Reconduit à la tête du RHDP, Alassane Ouattara a justifié son engagement par la nécessité de « consolider la stabilité de notre parti et préparer l’avenir ». Mais il n’a donné aucun signal clair quant à sa participation au scrutin présidentiel à venir. Ce flou, caractéristique de sa stratégie politique, laisse la porte ouverte à toutes les spéculations, y compris celle d’un retrait ou d’un coup de théâtre de dernière minute.
Dans une ambiance de plébiscite, le président a appelé ses partisans à la sérénité : « Faites-moi confiance.
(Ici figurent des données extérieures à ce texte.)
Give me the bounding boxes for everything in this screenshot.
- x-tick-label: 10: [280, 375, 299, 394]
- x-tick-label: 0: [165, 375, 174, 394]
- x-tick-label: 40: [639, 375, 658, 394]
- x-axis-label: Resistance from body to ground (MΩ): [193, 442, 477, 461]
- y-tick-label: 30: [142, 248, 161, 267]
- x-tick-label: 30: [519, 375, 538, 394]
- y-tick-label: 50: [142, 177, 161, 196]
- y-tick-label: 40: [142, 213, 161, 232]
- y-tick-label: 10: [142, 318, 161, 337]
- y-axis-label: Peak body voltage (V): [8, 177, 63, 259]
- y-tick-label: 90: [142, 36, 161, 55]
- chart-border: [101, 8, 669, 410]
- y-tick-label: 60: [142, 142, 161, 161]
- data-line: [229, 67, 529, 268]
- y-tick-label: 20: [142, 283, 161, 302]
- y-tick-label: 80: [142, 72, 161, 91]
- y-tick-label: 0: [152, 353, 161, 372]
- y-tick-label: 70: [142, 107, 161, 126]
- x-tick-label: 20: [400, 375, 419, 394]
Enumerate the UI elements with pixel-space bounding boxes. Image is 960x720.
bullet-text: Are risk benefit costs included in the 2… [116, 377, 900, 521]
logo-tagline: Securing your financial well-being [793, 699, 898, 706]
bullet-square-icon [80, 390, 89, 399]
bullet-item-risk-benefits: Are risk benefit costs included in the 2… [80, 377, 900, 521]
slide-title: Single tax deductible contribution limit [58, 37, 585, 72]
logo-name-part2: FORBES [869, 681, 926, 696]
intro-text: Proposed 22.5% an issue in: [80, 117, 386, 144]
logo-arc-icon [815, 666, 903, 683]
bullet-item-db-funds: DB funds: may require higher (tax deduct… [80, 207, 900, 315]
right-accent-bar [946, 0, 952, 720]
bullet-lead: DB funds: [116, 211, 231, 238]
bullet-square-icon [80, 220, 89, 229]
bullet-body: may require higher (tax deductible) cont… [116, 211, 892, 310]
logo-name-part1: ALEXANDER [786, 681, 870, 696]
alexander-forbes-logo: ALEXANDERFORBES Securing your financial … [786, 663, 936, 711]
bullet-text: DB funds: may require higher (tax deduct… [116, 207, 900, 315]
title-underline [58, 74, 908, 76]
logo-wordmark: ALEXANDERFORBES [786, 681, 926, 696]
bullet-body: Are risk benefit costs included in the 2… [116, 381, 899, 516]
Tout se passera bien dans la paix et le calme. La sécurité des populations continuera d’être assurée », a-t-il déclaré. Un message à la fois rassurant et énigmatique, qui suggère que sa décision pourrait dépendre d’un contexte plus large que sa seule volonté.
Le président du Directoire du RHDP, Gilbert Kafana Koné, a quant à lui réaffirmé la fidélité du parti à son leader historique : « Le RHDP est prêt, mobilisé et déterminé à assurer une victoire éclatante et sans équivoque de notre champion, notre candidat naturel, Alassane Ouattara », a-t-il martelé, déclenchant l’enthousiasme d’une base militante acquise à cette perspective.